Nasib seseorang tidak ada yang tahu. Semua menjadi rahasia Allah SWT. Lin Shu-hong misalnya, dulu ia sangat miskin, kini menjelma jadi “raja plastik” yang disegani oleh dunia.

Laporan: Edy Basri, SH

Awalnya dia bukanlah siapa-siapa. Ia hanya dikenal sebagai sosok yang sederhana, pengusaha modal receh. Namun itulah nasib.

Tak ada yang bisa menebaknya, ia kini telah menjelma menjadi seorang pengusaha kaya raya yang titik starnya hanya bermodalkan NT$1.500 atau sekitar US$50 pada tahun 1949, Lin Shu-hong, yang kini dikenal sebagai “raja plastik”, telah berhasil menjadikan dirinya sebagai salah satu konglomerat sukses di industri petrokimia. Forbes mencatat total kekayaan Lin mencapai US$6,4 miliar atau setara Rp102 triliun per 1 November 2023, menempatkan Lin pada peringkat ke-394 orang terkaya di dunia dan ke-3 di Taiwan.

Lin, yang lahir di Taipei pada 1 Agustus 1928, adalah lulusan dari Taipan Industrial College (sekarang bernama Universitas Teknologi Nasional Taipei). Setelah menyelesaikan wajib militer pada 1945, Lin bersama dengan Liao Ming-Kun dan Tseng Shin-Yi, mendirikan pabrik plastik “Chang Chun”.
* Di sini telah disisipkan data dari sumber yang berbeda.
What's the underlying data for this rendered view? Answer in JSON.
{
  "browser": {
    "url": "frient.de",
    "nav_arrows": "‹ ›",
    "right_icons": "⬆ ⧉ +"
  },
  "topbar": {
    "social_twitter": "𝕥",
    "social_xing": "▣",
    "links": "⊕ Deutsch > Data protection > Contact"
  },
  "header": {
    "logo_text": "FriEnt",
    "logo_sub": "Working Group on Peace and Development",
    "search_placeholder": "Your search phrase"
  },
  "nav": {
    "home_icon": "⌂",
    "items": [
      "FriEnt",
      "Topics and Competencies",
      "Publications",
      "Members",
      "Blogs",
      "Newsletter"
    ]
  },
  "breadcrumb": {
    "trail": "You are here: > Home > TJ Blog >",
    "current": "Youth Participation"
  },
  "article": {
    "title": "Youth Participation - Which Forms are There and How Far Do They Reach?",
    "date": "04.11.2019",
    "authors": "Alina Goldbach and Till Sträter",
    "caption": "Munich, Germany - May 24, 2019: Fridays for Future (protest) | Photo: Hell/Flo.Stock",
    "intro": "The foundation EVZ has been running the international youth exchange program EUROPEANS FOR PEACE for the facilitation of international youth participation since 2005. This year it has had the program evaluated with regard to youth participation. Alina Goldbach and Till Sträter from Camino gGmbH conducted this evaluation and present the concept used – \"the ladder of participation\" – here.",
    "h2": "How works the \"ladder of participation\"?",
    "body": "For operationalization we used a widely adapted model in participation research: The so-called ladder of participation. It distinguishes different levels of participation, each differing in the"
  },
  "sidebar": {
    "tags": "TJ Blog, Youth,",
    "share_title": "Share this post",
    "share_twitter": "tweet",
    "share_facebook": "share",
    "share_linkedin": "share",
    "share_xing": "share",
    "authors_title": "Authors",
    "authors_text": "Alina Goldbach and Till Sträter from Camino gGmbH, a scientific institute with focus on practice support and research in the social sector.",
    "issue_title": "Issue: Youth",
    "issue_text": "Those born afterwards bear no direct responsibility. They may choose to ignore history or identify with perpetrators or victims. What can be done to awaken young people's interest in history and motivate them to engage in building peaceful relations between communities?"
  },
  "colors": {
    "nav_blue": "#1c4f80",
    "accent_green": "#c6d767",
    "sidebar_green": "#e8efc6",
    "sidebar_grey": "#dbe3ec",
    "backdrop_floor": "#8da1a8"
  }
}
Nama “Chang Chun” dalam bahasa China berarti “musim semi yang panjang”, mencerminkan keinginan ketiganya untuk menjalin ikatan bisnis yang langgeng. Modal awal mereka hanyalah NT$1.500, hasil dari penjualan sepeda. Dengan modal tersebut, mereka mendirikan perusahaan yang berfokus pada penelitian dan pengembangan.

Selama enam dekade, ketiganya bekerja bersama-sama untuk membesarkan Chang Chun Group. Seiring berjalannya waktu, Chang Chun memanfaatkan penelitian dan pengembangan untuk memperkuat status internasional produk petrokimianya.

Pada tahun 1964, setelah 15 tahun berdiri, manajemen perusahaan memutuskan untuk melakukan ekspansi ke industri petrokimia dengan mendirikan Chang Chun Petrochemical. Kemudian, pada tahun 1979, perusahaan mendirikan Dairen Chemical Corporation sebagai lini bisnis kimia lainnya.

Salah satu kunci dari kesuksesan Chang Chun Group adalah peran penting divisi riset dan pengembangan (R&D). Setiap tahunnya, perusahaan ini mengirimkan puluhan tim riset untuk menghadiri pameran industri kimia tahunan di Tokyo, Jepang.

Lin yang sangat berperan dalam mendorong R&D perusahaan, bahkan sempat dijuluki sebagai “Thomas Alva Edison” industri petrokimia oleh majalah Commonwealth Magazine (CW) pada 1990.

Saat ini, Chang Chun Group memiliki 35 anak perusahaan yang tersebar di Asia, Eropa, dan AS. Pada tahun 2022, total pendapatan Chang Chun Group dilaporkan mencapai NT$181 miliar.

Lin memimpin Chang Chun Group hingga 2013. Setelah Liao dan Tseng meninggal pada 1999 dan 2016, Lin menjadi satu-satunya pendiri Chang Chun Group yang masih hidup. Keturunan dari ketiga keluarga pendiri masih terlibat di bisnis tersebut.(*)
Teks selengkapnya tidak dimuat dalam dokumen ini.